EU lawmakers support stricter recycling targets

The European Parliament has voted in favour of raising proposed recycling and food waste targets, as part of the region’s circular economy initiative

  • 17 March 2017
  • Websolutions

The European Parliament has voted in favour of raising proposed recycling and food waste targets, as part of the region’s circular economy initiative. 

On Tuesday 14 March, Members of the European Parliament (MEPs) supported the proposal to increase the 2030 recycling target to 70 per cent in addition to a five per cent cap on share of waste going to landfill and a new goal to reduce food waste by 50 per cent.

Previous targets for percentage of municipal waste that goes to recycling and amount of waste destined for landfill were set at 65 per cent and ten per cent respectively.

For packaging, recycling rates were set at 80 per cent in the draft bill, again a slight increase from 75 per cent in the initial proposals.

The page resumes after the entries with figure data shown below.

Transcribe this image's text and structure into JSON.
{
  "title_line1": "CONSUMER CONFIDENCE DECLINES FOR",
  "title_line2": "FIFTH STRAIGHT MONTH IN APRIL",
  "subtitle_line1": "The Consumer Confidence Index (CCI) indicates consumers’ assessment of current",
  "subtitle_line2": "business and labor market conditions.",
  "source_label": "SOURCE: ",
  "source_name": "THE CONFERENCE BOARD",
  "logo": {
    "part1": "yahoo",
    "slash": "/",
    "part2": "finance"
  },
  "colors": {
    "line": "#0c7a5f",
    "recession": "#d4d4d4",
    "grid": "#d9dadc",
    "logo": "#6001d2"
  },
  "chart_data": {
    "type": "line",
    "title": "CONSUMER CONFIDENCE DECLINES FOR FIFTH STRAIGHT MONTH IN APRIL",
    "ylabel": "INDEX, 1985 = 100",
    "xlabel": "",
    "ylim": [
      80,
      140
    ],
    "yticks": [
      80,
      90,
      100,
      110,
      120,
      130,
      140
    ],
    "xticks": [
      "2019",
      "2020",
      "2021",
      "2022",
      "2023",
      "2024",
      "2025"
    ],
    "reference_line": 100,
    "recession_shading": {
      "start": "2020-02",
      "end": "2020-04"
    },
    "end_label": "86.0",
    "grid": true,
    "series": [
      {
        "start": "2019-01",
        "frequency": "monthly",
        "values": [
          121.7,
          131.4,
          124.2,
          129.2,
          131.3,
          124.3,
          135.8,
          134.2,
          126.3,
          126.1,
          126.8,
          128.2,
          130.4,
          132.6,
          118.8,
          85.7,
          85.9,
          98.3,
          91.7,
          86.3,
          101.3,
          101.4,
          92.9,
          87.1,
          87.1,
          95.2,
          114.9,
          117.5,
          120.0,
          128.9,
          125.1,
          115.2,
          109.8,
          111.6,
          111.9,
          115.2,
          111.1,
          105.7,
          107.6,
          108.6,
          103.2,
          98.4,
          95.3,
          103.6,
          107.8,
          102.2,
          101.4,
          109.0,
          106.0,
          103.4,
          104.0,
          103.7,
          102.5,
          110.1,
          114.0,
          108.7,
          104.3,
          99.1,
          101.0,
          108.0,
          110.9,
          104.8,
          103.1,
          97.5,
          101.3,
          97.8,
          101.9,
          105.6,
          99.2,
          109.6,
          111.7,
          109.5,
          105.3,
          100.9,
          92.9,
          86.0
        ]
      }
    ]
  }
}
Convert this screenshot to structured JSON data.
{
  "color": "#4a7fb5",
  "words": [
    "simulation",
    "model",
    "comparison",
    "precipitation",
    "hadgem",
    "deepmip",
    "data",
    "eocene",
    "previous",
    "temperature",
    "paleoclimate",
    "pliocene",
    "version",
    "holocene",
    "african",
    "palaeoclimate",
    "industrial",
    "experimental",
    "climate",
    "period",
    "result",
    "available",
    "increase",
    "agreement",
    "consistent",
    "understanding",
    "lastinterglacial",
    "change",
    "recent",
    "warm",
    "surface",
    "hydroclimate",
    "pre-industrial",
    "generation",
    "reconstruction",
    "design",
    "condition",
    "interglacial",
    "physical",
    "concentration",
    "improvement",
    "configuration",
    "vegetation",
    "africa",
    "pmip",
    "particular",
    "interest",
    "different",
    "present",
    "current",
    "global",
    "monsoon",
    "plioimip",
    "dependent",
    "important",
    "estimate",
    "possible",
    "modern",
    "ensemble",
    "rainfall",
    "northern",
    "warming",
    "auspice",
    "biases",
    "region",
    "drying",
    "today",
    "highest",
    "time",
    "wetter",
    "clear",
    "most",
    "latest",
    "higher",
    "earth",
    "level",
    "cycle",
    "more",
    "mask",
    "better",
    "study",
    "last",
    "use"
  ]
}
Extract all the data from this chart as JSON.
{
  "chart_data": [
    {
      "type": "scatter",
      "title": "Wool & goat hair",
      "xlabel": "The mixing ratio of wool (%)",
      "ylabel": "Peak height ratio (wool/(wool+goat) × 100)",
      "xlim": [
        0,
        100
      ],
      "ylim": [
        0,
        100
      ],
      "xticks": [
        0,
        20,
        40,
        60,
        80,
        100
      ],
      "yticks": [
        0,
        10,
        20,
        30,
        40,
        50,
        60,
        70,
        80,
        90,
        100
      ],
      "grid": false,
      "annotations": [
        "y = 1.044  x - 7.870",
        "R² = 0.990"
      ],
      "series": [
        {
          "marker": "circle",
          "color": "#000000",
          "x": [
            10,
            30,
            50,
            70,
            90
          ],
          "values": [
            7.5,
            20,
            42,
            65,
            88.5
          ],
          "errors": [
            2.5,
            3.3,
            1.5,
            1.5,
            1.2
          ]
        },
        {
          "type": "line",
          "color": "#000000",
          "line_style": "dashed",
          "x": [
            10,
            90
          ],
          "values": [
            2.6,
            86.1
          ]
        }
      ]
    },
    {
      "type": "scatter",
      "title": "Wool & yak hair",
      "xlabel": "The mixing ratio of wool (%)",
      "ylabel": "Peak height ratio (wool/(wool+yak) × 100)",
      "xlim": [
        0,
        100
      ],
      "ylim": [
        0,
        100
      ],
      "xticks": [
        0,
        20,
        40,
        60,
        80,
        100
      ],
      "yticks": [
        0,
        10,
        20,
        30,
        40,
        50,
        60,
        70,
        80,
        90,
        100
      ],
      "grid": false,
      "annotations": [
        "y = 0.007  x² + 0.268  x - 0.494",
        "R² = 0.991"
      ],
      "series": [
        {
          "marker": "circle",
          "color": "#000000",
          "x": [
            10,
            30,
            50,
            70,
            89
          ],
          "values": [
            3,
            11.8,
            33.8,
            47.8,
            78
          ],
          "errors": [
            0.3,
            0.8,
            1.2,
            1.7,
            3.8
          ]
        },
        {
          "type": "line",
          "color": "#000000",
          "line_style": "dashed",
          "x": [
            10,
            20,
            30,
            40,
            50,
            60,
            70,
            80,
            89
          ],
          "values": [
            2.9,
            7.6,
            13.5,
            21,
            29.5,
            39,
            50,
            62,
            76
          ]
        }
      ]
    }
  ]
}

The European Parliament will now debate with the Council of Ministers, which is yet to finalise its position on the imminent Circular Economy package.

Simona Bonafè, lead MEP on the circular economy package, welcomed the vote stating that it would restore the targets previously proposed by the Commission.

She said: "Today, Parliament by a very large majority has showed that it believes in the transition towards a circular economy. We decided to restore the ambitious recycling and landfill targets in line with what the Commission had originally proposed in 2014."

She went on to say that there were compelling economic reasons for adopting stricter recycling targets, saying: "Demand for raw materials by the world economy could increase by a further 50 per cent in the next 15 years… to reverse this trend, we must adopt a circular development model which keeps materials and their value in circulation, the only solution able to keep together sustainability with economic growth."

Several EU Members including Austria, Belgium, Denmark, Germany, the Netherlands and Sweden already send almost no municipal waste to landfill, with many other countries boasting recycling rates of more than 50 per cent.

 The amendments approved by the MEPs will now be assessed by Member State governments before being considered by European ministers.

Negotiations on the proposals between the European Council of Ministers and the Commission are expected to commence in the coming months.

Karl-H. Foerster, Executive Director of PlasticsEurope, said: “The European plastics industry has been calling for a legally binding landfill restriction on all recyclable as well as other recoverable post-consumer waste by 2025. As an industry, we see it as a priority for Europe as such waste should be treated as a resource.”